To set up for development:

```bash
# Clone the repository
git clone https://github.com/mikewcasale/repominify.git
cd repominify

# Install in development mode with test dependencies
pip install -e '.[dev]'

# Run tests
pytest tests/
```

## Contributing

Contributions are welcome! Please feel free to submit a Pull Request. By contributing to this project, you agree to abide by its terms.
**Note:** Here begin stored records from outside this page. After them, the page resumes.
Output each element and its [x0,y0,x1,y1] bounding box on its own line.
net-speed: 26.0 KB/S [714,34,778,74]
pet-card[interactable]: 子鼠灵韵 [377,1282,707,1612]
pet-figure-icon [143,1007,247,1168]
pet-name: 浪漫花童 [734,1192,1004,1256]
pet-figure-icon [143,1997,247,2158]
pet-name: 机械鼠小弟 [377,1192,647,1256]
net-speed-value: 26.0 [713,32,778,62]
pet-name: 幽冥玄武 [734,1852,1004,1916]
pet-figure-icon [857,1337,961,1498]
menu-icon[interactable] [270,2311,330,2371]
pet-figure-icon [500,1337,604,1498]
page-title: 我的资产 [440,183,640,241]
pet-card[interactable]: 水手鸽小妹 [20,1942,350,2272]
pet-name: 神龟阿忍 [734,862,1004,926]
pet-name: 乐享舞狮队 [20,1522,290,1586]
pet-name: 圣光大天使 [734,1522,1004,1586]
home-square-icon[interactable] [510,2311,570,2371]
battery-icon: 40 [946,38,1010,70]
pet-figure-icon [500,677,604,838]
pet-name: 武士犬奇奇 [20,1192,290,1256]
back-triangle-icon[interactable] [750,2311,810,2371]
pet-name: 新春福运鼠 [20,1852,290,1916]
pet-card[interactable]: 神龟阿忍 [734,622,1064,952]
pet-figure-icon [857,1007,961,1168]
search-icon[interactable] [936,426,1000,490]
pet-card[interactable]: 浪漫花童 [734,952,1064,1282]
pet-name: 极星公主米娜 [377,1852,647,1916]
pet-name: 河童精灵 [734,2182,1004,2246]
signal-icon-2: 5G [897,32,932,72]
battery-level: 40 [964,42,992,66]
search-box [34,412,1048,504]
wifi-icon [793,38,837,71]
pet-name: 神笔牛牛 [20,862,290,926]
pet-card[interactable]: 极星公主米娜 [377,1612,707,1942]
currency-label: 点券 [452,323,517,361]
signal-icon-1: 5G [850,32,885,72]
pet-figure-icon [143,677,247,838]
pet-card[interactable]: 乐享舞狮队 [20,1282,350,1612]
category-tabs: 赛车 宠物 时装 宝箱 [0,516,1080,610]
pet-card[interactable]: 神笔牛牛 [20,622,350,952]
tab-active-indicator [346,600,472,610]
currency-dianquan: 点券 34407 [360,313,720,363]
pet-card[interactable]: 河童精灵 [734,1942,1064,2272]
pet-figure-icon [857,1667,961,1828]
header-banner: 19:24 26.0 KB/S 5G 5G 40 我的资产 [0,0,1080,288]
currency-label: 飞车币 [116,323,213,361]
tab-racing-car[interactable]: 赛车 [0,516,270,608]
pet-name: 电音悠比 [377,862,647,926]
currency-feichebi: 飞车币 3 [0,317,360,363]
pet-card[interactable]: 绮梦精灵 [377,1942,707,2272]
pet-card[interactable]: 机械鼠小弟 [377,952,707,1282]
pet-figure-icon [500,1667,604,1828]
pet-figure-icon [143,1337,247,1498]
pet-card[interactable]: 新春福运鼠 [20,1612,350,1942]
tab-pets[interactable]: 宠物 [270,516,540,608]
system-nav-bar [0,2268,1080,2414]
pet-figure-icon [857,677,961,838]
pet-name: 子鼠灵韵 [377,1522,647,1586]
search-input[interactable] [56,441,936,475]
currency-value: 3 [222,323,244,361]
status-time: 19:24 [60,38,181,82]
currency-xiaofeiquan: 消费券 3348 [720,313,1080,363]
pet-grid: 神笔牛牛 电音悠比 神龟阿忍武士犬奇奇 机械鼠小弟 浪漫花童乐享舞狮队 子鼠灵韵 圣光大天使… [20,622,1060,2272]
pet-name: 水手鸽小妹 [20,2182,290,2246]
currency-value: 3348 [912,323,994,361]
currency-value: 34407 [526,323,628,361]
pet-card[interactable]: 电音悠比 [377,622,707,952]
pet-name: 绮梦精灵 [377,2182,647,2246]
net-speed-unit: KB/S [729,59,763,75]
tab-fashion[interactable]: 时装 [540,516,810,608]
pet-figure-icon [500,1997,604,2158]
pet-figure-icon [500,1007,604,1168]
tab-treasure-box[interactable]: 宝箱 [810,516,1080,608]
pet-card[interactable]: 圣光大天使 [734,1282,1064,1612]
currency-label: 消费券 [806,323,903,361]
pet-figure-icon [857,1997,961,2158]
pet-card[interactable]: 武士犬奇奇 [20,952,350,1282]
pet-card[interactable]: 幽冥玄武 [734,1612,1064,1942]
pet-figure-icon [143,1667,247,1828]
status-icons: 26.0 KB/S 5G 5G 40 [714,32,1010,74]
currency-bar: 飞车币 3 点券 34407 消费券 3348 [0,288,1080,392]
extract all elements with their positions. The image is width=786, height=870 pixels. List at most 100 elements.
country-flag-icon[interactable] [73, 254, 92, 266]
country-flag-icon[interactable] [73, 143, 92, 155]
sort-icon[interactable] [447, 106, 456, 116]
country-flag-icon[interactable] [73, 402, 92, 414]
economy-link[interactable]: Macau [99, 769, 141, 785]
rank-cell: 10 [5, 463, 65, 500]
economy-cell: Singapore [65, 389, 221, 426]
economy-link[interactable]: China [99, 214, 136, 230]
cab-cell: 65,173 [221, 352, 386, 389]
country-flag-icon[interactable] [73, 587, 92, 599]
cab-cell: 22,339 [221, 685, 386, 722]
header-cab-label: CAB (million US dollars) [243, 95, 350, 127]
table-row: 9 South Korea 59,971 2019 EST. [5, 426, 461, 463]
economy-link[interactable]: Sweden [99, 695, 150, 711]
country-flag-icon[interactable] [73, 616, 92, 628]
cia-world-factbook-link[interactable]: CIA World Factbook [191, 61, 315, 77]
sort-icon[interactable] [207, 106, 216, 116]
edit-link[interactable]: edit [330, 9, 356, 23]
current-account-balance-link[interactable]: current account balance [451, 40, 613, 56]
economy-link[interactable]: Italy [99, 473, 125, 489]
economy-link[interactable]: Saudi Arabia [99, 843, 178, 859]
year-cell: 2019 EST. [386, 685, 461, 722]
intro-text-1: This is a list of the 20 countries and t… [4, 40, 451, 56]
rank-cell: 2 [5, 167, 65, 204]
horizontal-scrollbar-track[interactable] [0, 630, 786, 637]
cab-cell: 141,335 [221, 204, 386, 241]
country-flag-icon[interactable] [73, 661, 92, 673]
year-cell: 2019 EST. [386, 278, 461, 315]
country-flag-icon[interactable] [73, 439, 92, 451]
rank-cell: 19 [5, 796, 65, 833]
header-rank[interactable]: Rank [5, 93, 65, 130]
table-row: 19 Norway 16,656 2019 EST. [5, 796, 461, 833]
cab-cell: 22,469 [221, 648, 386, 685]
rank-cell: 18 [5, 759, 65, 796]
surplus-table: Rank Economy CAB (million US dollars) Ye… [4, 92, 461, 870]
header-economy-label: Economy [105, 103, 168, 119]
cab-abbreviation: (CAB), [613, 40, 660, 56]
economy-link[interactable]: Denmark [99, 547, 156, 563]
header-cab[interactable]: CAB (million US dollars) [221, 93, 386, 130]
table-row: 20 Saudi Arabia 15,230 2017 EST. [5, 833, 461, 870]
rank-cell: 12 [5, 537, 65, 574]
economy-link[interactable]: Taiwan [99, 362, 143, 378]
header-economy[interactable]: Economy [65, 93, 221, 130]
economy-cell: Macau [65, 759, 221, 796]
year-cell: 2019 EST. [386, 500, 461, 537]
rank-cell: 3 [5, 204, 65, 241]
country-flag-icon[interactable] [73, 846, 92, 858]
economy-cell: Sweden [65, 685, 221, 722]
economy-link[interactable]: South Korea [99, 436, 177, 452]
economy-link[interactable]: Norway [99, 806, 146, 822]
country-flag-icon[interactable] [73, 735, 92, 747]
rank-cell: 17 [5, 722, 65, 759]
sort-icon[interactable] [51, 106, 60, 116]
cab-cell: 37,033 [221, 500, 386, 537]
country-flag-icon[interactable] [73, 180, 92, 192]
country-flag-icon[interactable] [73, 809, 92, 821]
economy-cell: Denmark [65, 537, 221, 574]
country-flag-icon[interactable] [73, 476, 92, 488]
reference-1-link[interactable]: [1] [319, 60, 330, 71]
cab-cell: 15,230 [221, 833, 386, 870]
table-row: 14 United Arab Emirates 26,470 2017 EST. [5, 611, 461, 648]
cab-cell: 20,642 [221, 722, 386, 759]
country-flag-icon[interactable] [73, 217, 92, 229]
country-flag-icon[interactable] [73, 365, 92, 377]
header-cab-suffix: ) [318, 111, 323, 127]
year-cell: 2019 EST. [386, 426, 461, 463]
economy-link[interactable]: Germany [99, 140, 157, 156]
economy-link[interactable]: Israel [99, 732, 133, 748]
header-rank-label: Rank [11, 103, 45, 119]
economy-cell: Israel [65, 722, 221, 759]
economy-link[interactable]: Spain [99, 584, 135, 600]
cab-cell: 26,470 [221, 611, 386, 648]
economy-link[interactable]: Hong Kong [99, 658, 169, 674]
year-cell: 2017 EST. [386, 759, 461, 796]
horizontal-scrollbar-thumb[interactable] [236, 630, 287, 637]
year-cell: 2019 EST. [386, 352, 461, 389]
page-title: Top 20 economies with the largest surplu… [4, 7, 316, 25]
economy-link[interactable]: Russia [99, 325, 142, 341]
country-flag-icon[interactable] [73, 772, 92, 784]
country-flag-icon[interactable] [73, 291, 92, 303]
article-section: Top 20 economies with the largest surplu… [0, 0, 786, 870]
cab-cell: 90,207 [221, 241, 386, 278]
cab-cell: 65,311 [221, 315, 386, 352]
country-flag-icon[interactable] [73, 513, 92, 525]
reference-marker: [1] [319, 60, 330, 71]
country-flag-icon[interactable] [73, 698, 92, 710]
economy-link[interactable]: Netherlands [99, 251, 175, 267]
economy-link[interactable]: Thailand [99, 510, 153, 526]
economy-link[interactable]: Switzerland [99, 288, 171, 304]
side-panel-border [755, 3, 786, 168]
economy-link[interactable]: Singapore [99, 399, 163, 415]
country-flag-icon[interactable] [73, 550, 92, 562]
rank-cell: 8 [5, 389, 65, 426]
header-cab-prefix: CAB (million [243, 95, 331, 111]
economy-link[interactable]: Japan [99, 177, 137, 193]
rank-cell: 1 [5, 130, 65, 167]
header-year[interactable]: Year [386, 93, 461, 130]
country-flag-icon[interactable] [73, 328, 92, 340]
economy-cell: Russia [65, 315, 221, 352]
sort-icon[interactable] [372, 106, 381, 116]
This project has adopted the [Python Style Guide](STYLEGUIDE.md) for consistency and maintainability.

## Authors

**Mike Casale**
- Email: mike@casale.xyz
- GitHub: [@mikewcasale](https://github.com/mikewcasale)
- Website: [casale.xyz](https://casale.xyz)

## License

MIT License - see the [LICENSE](LICENSE) file for details.

## Acknowledgments

This project makes use of or was influenced by several excellent open source projects:

- [Repomix](https://github.com/yamadashy/repomix) - Our analysis pipeline integrates with this Node.js tool for initial code scanning
- [NetworkX](https://networkx.org/) - Core graph algorithms and data structures
- [PyYAML](https://pyyaml.org/) - YAML file handling
- [GraphRAG Accelerator](https://github.com/Azure-Samples/graphrag-accelerator) - Graph-based code analysis patterns and implementation concepts

## Disclaimer

This project is not an officially supported product. It is provided as-is, without warranty or support. Users should evaluate its suitability for their use case and understand the implications of deep code analysis on their systems.

## How to Get Help

- For bugs and feature requests, please [open an issue](https://github.com/mikewcasale/repominify/issues)
- For usage questions, please [start a discussion](https://github.com/mikewcasale/repominify/discussions)
- For security concerns, please email security@casale.xyz directly

## Trademarks

Any trademarks or registered trademarks mentioned in this project are the property of their respective owners.